Co nas tak denerwuje w sprzedawcach, że chcemy odejść

click fraud protection

Pamiętasz, rozmawialiśmy o tym, co denerwuje sprzedawców sklepu odzieżowego w kupujących? Och, co za gorąca debata wybuchła w komentarzach, jeśli przegapiłeś, na końcu będzie link do Ciebie. Ale są sprzedawcy, od których chcesz uciec. Najczęściej ich zachowanie wynika oczywiście z polityki sklepu, ale czy nam to ułatwia?

Często jeżdżę (tutaj, żeby go zastąpić, a smutno wzdychać) w centrach handlowych. Komponuję dla Ciebie obrazy, pokazuję nowe pozycje. I wpadam na sprzedawców. Dlatego przedstawiam Wam moją listę i możecie ją kontynuować w komentarzach. Odejdźmy od wszystkich wydarzeń, no cóż, nie można tylko o tym myśleć!

Atakuj pytaniami z drzwi

Jestem bardziej niż spokojny, jeśli chodzi o pytanie sprzedającego: „W czym mogę pomóc?” Dziękuję grzecznie i mówię, że jeśli będziesz potrzebować pomocy, na pewno się z Tobą skontaktuję. Nie mamroczę pod nosem, ale jestem tak uprzejmy i przyjacielski, jak to tylko możliwe. Ale stanowczy. Ale wielu jest zirytowanych tym pytaniem, biorą to za obsesję. Ponadto czasami sprzedawca oferuje zwrócenie uwagi na aktualne akcje, mówiąc o nich. Jeśli jestem zainteresowany, posłucham. Jeśli nie,

instagram viewer
Nie będę tracić czasu nawet z powodu uprzejmości, po prostu daj mi znać, że nie jestem zainteresowany.

Tutaj musisz zrozumieć, że jest to część ich pracy, sprzedawca jest zobowiązany do okazania Tobie zainteresowania i zaoferowania pomocy. To wcale nie jest powód do irytacji. Uwierz mi, jest ich wystarczająco dużo (uprzejmie, tak).

Depczą im po piętach

I tutaj już się napinam. Nie podoba mi się, kiedy oddychają mi po plecach. Z czasem przyzwyczaiłem się do tego i przestałem odpowiadać, bo często chodzę. Ale na początku czułam się ograniczona, nieswojo i nie na miejscu.

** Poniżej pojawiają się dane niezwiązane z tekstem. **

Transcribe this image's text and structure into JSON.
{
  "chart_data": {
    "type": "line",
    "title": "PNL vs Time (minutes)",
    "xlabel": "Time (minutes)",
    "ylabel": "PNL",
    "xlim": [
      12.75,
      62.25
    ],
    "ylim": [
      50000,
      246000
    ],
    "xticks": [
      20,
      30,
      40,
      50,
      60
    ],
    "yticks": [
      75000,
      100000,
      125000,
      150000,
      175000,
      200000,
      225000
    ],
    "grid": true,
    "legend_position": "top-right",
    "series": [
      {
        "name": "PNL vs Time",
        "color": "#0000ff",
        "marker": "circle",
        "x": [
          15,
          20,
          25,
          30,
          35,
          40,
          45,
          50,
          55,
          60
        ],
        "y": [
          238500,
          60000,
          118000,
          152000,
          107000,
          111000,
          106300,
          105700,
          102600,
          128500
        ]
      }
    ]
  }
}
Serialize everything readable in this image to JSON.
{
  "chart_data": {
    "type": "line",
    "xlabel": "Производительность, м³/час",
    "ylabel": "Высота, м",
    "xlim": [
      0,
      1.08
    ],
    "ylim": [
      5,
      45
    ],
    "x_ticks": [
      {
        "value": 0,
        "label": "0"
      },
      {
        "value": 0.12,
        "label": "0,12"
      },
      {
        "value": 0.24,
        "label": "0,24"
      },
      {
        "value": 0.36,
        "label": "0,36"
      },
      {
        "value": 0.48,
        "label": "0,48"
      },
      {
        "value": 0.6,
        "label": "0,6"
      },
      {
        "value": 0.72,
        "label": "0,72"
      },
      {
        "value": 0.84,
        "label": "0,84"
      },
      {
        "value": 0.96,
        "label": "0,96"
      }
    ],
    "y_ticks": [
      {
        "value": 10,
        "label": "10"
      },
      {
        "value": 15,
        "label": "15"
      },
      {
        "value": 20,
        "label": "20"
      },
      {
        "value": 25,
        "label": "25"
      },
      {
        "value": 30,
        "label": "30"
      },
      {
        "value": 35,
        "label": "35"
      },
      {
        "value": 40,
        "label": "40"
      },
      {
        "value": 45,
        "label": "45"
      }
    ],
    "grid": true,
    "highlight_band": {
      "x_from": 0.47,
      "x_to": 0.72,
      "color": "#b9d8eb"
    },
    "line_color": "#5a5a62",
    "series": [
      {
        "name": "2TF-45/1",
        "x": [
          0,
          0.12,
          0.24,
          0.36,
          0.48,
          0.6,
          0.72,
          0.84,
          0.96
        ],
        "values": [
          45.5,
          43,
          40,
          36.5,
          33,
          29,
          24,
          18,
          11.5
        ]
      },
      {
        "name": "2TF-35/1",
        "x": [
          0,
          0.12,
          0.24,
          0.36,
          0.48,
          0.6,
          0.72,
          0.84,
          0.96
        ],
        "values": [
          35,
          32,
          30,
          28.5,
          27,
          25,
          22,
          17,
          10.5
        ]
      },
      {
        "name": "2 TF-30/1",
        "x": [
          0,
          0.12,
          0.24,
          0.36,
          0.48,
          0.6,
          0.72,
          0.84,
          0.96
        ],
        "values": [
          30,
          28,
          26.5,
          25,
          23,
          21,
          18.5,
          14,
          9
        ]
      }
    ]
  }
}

Do tej pory w niektórych sklepach, gdy tylko podchodzę do wieszaków, przylatuje konsultant i zaczyna im mówić, że mają tu nową kolekcję, albo piękny płaszcz, albo najlepsze torebki.

W takim przypadku albo kiwam głową, albo dziękuję i mówię, że czuję się bardziej komfortowo oglądając wszystko sam. A po moich słowach, których nie zamierzam kupować, ale przyszedłem się bliżej przyjrzeć, są zdmuchnięte jak wiatr. Użyj, nie dziękuj.

Nawiasem mówiąc, zauważyłem, że wielu jest zakłopotanych, mówiąc, że właśnie przyszli zobaczyć lub że jest to dla nich droga. Przy takich okazjach nie mam absolutnie żadnych zawiłości i radzę!

Spójrz w dół

W moim mieście jest jeden sklep, nazwy nie powiem, gdzie sprzedawcy patrzą w dół i rozmawiają. Czytałem, że są sklepy z taką wewnętrzną polityką, chodzi o to, że kupujący chce to udowodnić mogą kup coś tutaj, dokonując zakupu. I wiem na pewno, że w niektórych sklepach witają ich ubrania. Tak na przykład Letual grzeszy, jeśli udajesz się tam jako osoba bezdomna, jakość usług może ucierpieć.

Nawet nie przyszłoby mi do głowy, żeby komuś coś udowodnić, absolutnie nie obchodzi mnie, co myśli sprzedawca. Mogę przyjść do sklepu na paradę iz bułką w starych dżinsach i wytartych, ale tak ukochanych trampkach, a będę równie komfortowo.

Aktywnie oferują coś przy kasie

- I mamy męskie skarpetki za 99 rubli, chcesz? - Dziękuję, mam kota i pizzę tylko na noc. - Majtki damskie za 300? - Jeśli kupię takie majtki, nie muszę spędzać całego życia z kotem, dziękuję.

Sprzedawcy są zobowiązani do oferowania, a czasami jest to tak nachalne, że chcesz po prostu mamrotać. Najpierw dostaję falę irytacji, potem żal mi sprzedawcy. Prawdopodobnie sami mają koszmary z 99 męskimi skarpetami. Ech, cóż, w każdym razie, czasami są zbyt nachalni. Nie rób tego!

Coś do dodania do listy? A co irytuje sprzedawców odzieży w kupujących, można przeczytać tutaj.